I don't think that most people have a good reason to disbelieve climate change scientists, at least not a good epistemic reason. I think a lot of people don't believe in man-made climate change because they don't want it to be true. Humans aren't very good with probability and weighing up evidence and I think that something which comes crashing into people's estimates of what's going to happen in uncertain situations is what they want to be true. I think most of us are natural optimists and when faced with the possibility that we may have to radically alter our lifestyles and economies and the polar bears are still going to become extinct, we naturally think that other possibility is probably true and it's all going to be OK.

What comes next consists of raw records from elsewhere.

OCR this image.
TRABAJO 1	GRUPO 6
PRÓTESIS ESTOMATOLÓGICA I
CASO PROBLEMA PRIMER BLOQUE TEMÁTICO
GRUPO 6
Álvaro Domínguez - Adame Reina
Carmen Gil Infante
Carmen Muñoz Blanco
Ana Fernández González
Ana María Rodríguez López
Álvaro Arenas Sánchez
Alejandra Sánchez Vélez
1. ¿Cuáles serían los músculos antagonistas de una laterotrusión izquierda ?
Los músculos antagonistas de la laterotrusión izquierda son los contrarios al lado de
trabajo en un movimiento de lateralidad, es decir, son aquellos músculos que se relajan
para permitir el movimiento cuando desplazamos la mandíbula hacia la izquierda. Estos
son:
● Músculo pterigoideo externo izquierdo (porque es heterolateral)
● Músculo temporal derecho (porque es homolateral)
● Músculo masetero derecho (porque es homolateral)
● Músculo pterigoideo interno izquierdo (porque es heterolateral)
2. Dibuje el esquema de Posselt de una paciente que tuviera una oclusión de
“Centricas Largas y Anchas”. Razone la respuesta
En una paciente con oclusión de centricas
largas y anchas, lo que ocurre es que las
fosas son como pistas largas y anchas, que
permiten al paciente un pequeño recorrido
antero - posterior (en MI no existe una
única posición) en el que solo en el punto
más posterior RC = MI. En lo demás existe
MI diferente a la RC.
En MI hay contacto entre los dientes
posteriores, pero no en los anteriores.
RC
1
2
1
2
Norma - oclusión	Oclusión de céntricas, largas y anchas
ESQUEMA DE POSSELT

This is where the parallel with victim blaming comes in. Statistically, if the CPS bothers to prosecute you for rape or domestic violence, you're probably guilty. Even if you're acquitted, you probably still did it and a lot more besides, but they just couldn't pin it onto you beyond reasonable doubt. Why then, when a woman goes to the police about her violent husband, do so many of their mutual "friends" not believe her? I think a lot of it has to do with the optimism bias. A world in which a few women lie about their husbands' treatment of them would be a lot nicer than the one we currently have where a startlingly high proportion of normal looking men are horrifically violent toward their 'loved ones'. Similarly, a world in which a few changes in one's dress and behaviour could make you immune from sexual violence would be a lot nicer than the one we have, where sexual violence in endemic regardless of how long your skirt is. So otherwise nice rational people decide that she must be lying or it was her fault because they don't want to live in a world where they might be next.

The problem is that, outside of Never Never Land, believing in something doesn't make it true. Climate change won't go away if we all ignore it, it will only come faster and more extremely. Not believing victims just makes them more isolated and harmed and leads to more victims as the perpetrators are able to carry on with impunity.